Capita’s statement paints a picture of a company that simply didn’t know enough about the funds it was being paid to administer as authorised corporate director. It is now reacting with misplaced outrage when confronted with some of the astonishing investment decisions that were made.
So it highlights what we revealed was a £92 million investment Arch made into a fleet of seven ships through the Guernsey cell companies in which the Arch Cru funds invested. Only now is it looking for answers:
‘CFM [Capita Financial Managers] is concerned about the information that has only recently emerged regarding the shipping assets of the cells, which have declined significantly in value, and is pursuing this urgently with Arch and the board of the cells,’ it states.

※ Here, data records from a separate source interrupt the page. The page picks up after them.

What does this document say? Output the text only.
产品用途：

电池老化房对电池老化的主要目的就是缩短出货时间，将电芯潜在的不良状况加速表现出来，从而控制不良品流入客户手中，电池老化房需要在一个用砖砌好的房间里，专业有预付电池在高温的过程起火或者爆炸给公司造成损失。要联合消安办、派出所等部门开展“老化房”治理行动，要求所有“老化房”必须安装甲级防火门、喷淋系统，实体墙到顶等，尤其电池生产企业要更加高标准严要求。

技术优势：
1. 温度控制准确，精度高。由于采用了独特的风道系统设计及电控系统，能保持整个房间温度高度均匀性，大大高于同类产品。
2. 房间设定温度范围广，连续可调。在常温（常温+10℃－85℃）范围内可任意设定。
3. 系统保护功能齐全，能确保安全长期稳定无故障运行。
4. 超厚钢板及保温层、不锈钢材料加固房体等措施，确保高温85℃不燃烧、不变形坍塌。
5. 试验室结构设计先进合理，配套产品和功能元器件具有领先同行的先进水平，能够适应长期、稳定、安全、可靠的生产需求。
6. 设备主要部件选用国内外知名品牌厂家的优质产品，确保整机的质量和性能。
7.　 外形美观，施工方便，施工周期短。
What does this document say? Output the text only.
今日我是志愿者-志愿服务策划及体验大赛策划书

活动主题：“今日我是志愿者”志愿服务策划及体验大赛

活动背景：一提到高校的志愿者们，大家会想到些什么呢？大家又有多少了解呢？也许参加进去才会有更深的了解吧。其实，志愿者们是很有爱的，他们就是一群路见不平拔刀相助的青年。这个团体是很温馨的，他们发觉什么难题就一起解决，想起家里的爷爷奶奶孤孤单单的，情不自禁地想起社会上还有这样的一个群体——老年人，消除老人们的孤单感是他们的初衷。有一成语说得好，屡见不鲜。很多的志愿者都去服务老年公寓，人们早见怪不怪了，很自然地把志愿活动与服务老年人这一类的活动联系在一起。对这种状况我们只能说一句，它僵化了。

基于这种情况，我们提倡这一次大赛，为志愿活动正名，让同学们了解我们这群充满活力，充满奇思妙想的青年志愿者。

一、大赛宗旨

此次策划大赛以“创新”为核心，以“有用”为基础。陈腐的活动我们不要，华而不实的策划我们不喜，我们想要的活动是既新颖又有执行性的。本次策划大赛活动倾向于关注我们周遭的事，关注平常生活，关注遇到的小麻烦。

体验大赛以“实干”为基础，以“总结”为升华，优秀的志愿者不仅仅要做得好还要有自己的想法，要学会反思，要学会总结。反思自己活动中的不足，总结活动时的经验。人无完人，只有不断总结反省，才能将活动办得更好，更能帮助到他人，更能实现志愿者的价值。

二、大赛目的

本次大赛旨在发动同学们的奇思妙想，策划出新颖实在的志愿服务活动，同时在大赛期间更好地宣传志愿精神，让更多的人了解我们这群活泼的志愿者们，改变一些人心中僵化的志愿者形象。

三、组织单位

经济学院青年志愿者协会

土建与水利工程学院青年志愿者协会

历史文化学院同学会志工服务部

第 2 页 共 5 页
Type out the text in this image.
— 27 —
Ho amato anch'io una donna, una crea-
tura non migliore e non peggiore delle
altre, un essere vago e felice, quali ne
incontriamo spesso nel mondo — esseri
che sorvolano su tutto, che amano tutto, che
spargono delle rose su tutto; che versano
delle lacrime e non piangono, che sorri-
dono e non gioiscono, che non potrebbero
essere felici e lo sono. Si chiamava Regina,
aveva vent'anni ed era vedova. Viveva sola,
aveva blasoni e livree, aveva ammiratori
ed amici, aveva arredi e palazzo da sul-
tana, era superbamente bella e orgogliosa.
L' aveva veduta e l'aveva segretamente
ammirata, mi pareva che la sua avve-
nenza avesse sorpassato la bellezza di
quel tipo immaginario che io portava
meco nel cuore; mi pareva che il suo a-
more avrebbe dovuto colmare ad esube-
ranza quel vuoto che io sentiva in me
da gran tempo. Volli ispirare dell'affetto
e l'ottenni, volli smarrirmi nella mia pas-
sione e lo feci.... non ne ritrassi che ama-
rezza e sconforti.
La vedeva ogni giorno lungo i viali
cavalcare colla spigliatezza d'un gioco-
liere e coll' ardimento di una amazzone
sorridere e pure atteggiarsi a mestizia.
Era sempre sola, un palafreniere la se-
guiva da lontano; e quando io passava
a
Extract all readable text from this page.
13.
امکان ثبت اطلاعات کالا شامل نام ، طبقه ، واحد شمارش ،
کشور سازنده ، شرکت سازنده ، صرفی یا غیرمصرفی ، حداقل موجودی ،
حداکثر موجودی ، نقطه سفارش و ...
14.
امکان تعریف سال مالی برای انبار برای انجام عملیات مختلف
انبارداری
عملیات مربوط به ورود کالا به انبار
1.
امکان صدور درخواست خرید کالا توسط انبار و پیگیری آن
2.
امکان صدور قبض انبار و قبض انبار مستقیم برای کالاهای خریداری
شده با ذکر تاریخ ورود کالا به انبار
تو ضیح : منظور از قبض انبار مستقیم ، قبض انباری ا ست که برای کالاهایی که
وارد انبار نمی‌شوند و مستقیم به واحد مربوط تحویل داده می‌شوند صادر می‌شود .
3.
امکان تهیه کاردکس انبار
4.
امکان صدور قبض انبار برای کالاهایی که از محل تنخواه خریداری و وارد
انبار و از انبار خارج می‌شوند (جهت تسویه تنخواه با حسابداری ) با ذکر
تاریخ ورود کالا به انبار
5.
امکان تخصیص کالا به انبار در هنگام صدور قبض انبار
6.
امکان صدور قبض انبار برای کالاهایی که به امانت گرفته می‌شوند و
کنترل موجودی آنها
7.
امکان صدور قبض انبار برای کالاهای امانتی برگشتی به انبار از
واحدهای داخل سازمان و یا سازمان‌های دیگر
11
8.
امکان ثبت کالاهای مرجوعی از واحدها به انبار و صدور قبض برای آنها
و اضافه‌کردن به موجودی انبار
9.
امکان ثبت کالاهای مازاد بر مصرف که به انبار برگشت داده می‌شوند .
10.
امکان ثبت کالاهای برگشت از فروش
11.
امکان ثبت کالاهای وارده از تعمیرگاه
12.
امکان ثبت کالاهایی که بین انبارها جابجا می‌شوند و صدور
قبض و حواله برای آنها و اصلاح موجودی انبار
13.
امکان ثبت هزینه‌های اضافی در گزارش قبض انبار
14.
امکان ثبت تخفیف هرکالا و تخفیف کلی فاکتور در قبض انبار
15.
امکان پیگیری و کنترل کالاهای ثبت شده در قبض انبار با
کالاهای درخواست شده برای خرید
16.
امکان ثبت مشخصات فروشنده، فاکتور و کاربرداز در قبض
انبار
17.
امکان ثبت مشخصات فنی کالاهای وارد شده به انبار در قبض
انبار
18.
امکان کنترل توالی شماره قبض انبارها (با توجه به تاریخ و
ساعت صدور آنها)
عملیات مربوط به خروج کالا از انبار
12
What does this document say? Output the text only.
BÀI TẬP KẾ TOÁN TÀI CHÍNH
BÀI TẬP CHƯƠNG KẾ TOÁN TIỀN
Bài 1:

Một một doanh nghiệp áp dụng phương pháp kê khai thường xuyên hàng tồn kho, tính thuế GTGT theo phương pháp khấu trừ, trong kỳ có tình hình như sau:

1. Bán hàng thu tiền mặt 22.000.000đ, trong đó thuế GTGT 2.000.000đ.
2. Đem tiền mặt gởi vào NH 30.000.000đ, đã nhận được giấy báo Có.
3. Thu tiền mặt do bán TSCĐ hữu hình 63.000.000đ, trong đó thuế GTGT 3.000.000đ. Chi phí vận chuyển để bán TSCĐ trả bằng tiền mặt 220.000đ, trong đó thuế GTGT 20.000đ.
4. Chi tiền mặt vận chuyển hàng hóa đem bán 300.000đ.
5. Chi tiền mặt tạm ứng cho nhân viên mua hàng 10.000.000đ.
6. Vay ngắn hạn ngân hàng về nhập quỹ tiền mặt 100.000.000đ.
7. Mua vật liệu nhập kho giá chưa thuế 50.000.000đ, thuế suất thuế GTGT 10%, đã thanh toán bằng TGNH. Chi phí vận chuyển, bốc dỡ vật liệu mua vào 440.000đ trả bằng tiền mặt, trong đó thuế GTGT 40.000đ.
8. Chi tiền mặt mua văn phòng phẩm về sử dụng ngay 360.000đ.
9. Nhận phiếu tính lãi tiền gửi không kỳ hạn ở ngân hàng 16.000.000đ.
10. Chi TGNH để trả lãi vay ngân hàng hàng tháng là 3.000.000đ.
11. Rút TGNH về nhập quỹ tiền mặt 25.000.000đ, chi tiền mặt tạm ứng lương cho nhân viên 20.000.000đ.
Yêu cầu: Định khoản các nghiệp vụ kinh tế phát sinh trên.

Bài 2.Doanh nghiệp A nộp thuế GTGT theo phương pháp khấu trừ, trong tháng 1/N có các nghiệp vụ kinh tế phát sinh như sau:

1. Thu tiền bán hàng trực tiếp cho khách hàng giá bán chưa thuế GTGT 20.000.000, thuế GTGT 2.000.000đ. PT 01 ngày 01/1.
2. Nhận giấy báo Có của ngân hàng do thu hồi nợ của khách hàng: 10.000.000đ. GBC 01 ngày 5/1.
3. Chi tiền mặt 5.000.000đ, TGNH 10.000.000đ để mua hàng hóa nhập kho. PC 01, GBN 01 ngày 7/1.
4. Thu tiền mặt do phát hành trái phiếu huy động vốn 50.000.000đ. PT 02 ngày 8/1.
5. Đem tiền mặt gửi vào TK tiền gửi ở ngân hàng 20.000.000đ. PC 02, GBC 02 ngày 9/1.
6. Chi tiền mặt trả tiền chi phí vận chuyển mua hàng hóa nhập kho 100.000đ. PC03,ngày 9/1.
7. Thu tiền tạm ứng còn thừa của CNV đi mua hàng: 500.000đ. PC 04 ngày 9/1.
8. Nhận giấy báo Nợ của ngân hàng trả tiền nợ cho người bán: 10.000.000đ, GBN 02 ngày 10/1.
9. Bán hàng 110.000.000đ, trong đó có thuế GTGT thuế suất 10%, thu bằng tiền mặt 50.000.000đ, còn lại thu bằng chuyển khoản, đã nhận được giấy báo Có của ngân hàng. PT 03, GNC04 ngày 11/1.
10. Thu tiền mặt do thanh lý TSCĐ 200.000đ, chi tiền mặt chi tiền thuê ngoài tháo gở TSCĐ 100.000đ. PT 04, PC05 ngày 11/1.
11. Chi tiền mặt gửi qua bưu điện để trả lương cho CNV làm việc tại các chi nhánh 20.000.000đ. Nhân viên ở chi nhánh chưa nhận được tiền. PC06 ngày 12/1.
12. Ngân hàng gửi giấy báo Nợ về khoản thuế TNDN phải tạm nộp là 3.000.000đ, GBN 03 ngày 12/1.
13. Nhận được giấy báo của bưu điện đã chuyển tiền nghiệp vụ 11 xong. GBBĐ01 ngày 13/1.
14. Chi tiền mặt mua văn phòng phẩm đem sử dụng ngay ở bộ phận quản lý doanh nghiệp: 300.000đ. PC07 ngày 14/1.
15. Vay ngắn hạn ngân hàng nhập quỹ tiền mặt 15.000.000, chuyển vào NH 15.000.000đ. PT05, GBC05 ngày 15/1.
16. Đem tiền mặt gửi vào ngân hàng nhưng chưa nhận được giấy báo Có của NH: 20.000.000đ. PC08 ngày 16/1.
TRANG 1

Recently emerged? As Citywire made clear when we revealed the investment last month, Arch first started putting money into the fleet back in 2007. But Capita told Citywire it only became aware of the assets when it commissioned a review of the assets of the Arch cru funds following their suspension.
How could Capita have remained ignorant about an investment that accounted for a quarter of the funds that they were administering for so long?
But as the statement to the BBC makes clear, Capita amazingly didn’t see it as their role to know what the Guernsey cells were invested in.
‘It is simply not the case that the FSA, Ernst and Young (the auditor to the UK funds) and CFM were “the only people who knew or had access to…knowledge” regarding the assets of the cells,’ it states.
‘CFM was not responsible for the investment decisions taken by Arch as investment adviser to the cells,’ it says, adding that it was responsible only for the management of the UK Oeic funds.